Die Analyse von Geotab an über 10.000 Elektrofahrzeugen liefert vielversprechende Ergebnisse für nachhaltige Mobilität. Die durchschnittliche Kapazitätsminderung der Batterien beträgt lediglich 1,8 % pro Jahr. Zum Vergleich: Nach zehn Jahren Nutzung behält eine Batterie noch über 80 % ihrer ursprünglichen Kapazität. Dies ist ein deutlich besseres Ergebnis als Studien vor fünf Jahren, als die durchschnittliche Kapazitätsminderung bei rund 2,3 % pro Jahr lag.
Die Studie hebt hervor, dass die Batterieleistung maßgeblich von der Kühlmethode abhängt. Fahrzeuge mit aktiv flüssigkeitsgekühlten Batterien (wie beispielsweise Tesla-Modelle oder neuere Hyundai-Modelle) schneiden deutlich besser ab als solche mit Luftkühlung. Die Forscher stellten außerdem fest, dass häufiges Schnellladen die Batterien nicht so stark schädigt wie ursprünglich angenommen, raten aber dennoch zu maßvollem Gebrauch. Interessanterweise steigt die Batterieleistung bei Fahrzeugen mit hoher jährlicher Fahrleistung – manche legen mehr als 30.000 Kilometer (ca. 18.600 Meilen) pro Jahr zurück – nicht proportional an. Dies deutet darauf hin, dass die Zeitkomponente der Alterung ebenso wichtig ist wie die Anzahl der Ladezyklen.

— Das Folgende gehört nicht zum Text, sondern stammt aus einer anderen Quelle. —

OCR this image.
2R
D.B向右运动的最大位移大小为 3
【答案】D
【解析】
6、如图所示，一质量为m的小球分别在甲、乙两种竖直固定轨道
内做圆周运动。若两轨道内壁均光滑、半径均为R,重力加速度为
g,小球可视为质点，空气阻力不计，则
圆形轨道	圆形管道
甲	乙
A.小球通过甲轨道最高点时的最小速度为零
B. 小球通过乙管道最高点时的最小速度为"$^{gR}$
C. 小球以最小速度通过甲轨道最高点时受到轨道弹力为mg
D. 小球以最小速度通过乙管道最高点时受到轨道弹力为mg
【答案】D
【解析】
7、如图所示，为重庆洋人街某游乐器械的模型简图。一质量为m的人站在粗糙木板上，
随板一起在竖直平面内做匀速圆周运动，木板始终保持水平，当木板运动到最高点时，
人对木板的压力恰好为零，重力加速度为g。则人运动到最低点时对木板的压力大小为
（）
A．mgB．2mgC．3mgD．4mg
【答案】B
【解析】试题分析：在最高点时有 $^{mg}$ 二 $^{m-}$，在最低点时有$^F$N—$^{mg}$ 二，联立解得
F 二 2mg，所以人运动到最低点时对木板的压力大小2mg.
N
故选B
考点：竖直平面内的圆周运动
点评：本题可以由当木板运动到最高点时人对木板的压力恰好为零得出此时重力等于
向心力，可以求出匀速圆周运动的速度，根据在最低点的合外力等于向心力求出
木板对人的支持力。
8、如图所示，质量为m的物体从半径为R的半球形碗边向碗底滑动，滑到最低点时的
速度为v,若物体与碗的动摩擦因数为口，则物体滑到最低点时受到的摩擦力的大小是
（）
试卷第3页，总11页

Das sind großartige Neuigkeiten für Gebrauchtwagenbesitzer. Die Befürchtung, 10.000 bis 20.000 Euro für eine neue Batterie ausgeben zu müssen, verliert zunehmend an Bedeutung. Die meisten Hersteller bieten mittlerweile eine Batteriegarantie von bis zu 8 Jahren oder 160.000 Kilometern (100.000 Meilen) an, und Studien zeigen, dass diese Batterien problemlos 250.000 oder sogar 300.000 Kilometer erreichen werden. Elektrofahrzeuge werden somit zu einer immer sinnvolleren Langzeitinvestition, da ihre mechanische Einfachheit nun mit der bewährten Langlebigkeit des Antriebs kombiniert wird.